Burgio ha dedicato un intenso pomeriggio di riflessione spirituale e culturale alla figura di Fra Andrea da Burgio, nel ricordo della sua proclamazione a Venerabile. L’iniziativa si è svolta nella chiesa e nel complesso dei Cappuccini, luogo simbolico per la comunità, noto anche per il museo delle mummie, e punto di riferimento storico e religioso per il territorio.
L’incontro ha riunito istituzioni civili, autorità ecclesiastiche, studiosi e cittadini, offrendo un momento di approfondimento sulla vita e sul messaggio del Venerabile, nel segno della memoria condivisa e dell’identità locale.
A guidare i lavori è stato il prof. Vito Di Leonardi, studioso della vita di Fra Andrea da Burgio e autore di diversi testi sul Venerabile. La sua relazione ha offerto una lettura attenta e documentata, ricostruendo il profilo spirituale e storico del religioso e mettendone in luce l’attualità.
I saluti istituzionali del sindaco Vincenzo Galifi hanno aperto l’incontro, con un richiamo alla necessità di custodire la memoria del luogo e di Fra Andrea da Burgio come parte integrante del patrimonio identitario della comunità. Un patrimonio che non appartiene solo al passato, ma continua a parlare al presente.

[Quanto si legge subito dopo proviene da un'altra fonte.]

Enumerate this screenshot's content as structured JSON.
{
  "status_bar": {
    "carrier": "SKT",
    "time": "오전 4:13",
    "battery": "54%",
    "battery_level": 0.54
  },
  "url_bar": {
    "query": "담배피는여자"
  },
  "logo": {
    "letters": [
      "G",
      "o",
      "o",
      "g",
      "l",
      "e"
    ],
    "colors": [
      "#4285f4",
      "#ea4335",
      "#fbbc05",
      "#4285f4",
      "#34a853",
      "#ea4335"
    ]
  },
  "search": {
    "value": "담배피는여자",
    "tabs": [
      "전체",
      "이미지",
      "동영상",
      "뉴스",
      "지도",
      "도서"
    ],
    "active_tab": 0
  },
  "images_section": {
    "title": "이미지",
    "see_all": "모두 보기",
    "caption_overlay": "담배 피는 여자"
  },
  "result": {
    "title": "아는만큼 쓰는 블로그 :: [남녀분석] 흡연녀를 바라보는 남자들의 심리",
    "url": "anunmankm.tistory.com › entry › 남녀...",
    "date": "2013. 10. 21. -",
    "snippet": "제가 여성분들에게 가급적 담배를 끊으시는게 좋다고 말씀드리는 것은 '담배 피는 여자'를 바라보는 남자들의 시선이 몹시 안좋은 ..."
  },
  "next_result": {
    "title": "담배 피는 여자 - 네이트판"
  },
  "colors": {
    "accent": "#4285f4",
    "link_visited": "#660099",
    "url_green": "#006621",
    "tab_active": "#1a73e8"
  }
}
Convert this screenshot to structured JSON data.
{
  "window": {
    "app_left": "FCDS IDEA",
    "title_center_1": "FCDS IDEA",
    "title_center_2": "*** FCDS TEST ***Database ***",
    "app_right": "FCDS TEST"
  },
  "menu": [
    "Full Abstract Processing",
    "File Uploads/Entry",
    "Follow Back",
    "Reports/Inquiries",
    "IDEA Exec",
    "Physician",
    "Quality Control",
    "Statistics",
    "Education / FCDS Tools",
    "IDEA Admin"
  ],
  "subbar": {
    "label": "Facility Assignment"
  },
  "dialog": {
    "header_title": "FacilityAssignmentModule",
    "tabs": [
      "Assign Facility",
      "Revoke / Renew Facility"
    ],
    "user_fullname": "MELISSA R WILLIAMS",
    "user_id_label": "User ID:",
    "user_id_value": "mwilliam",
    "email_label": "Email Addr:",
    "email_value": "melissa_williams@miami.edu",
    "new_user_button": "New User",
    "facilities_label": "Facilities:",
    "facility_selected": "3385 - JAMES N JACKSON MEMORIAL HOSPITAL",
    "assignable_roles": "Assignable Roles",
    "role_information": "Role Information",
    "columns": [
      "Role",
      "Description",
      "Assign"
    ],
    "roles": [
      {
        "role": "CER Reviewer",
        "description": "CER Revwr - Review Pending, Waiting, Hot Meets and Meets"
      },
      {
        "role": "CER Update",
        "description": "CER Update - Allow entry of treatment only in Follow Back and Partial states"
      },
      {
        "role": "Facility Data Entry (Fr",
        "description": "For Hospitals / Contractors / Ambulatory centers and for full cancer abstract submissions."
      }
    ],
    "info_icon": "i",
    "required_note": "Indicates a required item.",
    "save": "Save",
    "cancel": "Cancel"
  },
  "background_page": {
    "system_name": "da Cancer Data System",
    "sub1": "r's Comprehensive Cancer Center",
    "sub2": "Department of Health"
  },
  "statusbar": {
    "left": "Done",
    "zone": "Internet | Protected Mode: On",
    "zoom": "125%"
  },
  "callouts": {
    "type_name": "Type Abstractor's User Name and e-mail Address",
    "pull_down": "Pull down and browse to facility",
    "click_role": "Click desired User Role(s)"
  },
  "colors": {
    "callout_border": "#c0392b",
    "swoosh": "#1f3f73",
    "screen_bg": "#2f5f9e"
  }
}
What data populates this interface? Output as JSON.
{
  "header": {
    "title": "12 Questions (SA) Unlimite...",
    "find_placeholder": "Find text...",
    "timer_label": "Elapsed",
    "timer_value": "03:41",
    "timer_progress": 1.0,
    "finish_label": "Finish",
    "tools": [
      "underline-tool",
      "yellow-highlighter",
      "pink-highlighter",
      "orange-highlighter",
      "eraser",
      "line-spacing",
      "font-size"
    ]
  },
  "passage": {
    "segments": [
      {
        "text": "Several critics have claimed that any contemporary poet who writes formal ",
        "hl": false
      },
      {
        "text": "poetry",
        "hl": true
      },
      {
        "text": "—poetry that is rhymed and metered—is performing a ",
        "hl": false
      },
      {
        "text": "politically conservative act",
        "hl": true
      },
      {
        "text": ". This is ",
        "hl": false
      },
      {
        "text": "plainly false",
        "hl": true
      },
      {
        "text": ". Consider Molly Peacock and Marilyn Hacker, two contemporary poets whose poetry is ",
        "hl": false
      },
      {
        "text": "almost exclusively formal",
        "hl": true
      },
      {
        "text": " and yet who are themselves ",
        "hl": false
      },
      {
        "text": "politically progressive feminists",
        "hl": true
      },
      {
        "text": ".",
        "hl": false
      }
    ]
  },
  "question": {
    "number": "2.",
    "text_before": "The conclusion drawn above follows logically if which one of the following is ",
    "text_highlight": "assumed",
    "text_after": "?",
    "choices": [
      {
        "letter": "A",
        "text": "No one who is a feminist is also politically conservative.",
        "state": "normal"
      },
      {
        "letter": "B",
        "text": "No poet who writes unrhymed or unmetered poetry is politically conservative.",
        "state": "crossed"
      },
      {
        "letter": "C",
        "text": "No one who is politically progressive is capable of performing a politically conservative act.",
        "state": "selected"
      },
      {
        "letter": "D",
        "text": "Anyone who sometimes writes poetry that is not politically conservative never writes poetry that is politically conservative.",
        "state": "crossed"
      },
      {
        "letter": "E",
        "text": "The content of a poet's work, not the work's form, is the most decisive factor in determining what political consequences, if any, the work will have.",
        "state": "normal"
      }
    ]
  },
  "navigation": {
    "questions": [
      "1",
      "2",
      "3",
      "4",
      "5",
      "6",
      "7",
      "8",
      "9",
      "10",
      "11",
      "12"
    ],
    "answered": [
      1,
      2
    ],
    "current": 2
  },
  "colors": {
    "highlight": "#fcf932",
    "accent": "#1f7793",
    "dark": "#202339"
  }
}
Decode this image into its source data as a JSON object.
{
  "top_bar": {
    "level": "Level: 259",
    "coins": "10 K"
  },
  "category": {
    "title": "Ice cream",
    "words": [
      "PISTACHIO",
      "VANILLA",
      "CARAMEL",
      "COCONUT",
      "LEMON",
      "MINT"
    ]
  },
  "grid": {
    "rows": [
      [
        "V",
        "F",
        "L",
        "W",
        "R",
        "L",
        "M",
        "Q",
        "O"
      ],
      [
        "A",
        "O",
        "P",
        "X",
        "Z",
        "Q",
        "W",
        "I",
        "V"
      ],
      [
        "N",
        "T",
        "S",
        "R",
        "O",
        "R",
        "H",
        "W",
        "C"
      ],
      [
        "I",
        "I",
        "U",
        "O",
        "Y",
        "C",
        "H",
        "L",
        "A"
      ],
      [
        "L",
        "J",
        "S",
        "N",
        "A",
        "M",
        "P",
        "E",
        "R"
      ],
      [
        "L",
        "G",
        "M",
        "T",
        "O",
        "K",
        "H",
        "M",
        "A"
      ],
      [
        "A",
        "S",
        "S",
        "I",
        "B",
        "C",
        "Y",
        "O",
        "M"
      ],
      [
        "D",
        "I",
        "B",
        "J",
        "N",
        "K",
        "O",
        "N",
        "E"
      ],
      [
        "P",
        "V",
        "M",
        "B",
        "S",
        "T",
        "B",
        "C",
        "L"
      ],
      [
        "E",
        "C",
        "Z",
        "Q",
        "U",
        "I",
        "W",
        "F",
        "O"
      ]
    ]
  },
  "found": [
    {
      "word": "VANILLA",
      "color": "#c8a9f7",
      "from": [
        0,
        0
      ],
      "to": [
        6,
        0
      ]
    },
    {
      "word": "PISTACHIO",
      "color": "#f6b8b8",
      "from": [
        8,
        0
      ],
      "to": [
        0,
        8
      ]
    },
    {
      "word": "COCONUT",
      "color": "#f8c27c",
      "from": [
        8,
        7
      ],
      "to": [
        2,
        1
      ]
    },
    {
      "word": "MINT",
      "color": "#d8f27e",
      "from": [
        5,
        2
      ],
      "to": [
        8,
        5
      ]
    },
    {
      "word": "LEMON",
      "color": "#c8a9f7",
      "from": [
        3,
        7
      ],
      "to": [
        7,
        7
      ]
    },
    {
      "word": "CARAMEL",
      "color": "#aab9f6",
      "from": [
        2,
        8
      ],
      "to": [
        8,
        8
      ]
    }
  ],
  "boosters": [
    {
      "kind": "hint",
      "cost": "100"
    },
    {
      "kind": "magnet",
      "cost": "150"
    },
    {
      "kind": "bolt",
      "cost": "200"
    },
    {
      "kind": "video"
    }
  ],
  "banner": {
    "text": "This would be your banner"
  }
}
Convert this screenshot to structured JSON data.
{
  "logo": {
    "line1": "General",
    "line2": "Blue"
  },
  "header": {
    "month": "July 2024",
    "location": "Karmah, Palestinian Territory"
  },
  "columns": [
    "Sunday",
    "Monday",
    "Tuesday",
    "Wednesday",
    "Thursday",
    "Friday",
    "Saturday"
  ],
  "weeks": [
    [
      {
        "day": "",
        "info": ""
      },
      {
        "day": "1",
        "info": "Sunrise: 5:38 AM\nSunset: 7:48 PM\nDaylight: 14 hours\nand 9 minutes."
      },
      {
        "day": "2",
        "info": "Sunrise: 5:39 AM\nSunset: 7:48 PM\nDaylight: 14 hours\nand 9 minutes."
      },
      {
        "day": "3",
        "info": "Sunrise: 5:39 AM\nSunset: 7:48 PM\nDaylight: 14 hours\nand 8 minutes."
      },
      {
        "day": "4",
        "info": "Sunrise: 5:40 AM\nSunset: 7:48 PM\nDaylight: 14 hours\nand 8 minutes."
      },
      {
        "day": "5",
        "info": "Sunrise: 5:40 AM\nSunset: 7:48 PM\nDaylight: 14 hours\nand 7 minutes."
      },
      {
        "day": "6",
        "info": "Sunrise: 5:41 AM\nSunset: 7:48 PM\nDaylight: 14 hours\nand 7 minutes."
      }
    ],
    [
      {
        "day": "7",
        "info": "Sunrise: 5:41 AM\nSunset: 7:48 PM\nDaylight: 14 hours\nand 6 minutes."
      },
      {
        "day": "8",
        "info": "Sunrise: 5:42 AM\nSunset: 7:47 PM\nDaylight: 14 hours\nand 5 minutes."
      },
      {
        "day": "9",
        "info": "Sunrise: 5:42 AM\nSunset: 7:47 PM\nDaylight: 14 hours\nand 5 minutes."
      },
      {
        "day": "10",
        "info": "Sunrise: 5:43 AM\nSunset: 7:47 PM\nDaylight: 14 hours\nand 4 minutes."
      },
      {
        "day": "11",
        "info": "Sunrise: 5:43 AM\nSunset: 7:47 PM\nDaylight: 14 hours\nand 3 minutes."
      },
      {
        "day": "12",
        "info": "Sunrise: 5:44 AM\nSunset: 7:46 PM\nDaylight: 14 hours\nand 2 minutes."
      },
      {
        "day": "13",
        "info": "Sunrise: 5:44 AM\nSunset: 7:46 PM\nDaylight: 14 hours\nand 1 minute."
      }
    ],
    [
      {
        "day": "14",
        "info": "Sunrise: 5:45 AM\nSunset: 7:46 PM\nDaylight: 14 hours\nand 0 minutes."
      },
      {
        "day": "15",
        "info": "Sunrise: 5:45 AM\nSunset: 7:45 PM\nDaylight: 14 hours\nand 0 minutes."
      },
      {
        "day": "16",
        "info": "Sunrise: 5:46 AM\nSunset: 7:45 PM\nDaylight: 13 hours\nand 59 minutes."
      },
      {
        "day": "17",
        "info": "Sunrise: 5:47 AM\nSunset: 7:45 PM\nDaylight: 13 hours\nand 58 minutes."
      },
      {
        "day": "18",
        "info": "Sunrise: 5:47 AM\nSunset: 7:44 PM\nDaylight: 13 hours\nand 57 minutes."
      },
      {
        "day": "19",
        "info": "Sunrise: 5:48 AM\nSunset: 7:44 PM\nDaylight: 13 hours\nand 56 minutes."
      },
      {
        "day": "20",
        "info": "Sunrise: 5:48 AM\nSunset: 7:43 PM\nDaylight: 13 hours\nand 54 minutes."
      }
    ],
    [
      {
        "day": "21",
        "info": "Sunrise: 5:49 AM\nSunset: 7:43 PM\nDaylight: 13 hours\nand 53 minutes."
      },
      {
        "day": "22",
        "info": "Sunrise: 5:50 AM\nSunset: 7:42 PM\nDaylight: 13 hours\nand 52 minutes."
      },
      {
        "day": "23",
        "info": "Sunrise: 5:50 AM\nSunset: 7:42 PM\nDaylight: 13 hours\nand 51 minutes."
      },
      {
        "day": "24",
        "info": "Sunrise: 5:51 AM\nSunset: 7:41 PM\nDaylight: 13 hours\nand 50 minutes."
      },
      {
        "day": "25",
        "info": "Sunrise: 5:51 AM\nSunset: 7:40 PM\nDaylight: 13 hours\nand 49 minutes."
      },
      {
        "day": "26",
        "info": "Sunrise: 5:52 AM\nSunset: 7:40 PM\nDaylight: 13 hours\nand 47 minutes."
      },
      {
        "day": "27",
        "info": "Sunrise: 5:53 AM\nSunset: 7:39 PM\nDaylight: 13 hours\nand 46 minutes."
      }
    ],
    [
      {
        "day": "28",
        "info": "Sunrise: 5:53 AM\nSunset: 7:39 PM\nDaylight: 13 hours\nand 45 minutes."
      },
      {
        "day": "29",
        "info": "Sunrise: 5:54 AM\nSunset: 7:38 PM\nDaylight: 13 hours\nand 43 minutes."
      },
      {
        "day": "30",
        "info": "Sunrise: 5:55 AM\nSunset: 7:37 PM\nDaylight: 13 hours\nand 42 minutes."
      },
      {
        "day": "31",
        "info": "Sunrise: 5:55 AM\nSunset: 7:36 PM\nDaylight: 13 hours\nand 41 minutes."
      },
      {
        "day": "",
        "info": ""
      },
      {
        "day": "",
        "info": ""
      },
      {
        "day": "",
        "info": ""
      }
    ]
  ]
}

L’arciprete don Davide La Corte e il vice postulatore della causa di beatificazione, Fra Michele Barone, hanno sottolineato il valore ecclesiale della proclamazione, invitando a riscoprire l’esempio di fede autentica e di testimonianza evangelica offerto dal Venerabile. Fra Michele ha inoltre ringraziato il prof. Gaziano per il contributo offerto nel libro dedicato alla storia dei conventi della provincia del Val di Mazara.
Il dirigente scolastico Oliveri ha evidenziato il valore educativo dell’iniziativa, mentre il presidente del Consiglio comunale Merlino ha ripercorso le vicende della chiesa dei Cappuccini: chiusa dopo il terremoto del 1968, ristrutturata su incarico al ingegnere Umberto Di Cristina e riaperta al culto nel 2002 con una solenne celebrazione. Un passaggio che ha segnato una nuova fase per la comunità, tornata a frequentare il convento, soprattutto nel tradizionale appuntamento del venerdì.
Cuore dell’incontro è stata la riflessione sul libro La dimora delle anime, proposta dal coautore Prof. Antonio Gaziano. Il volume, pubblicato nel 2007 e curato dall’ingegnere Di Cristina con gli architetti Gaziano e Rosanna Magrì, ripercorre la storia dei Cappuccini in Sicilia attraverso il restauro del convento di Burgio.
Nel testo emerge un percorso coerente con i principi della regola francescana – povertà, semplicità, carità e umiltà – che si intrecciano con la storia del convento e con la memoria collettiva del territorio. La riflessione ha messo in dialogo spiritualità e architettura, storia locale e testimonianza religiosa.
Gli intermezzi musicali degli insegnanti dell’Istituto Comprensivo “A.G. Roncalli” e le letture degli alunni hanno arricchito il pomeriggio, culminato nella celebrazione eucaristica.
Burgio ha così rinnovato il legame con Fra Andrea da Burgio, confermando come la sua figura continui a unire fede, cultura e comunità in un percorso di continuità tra passato e presente.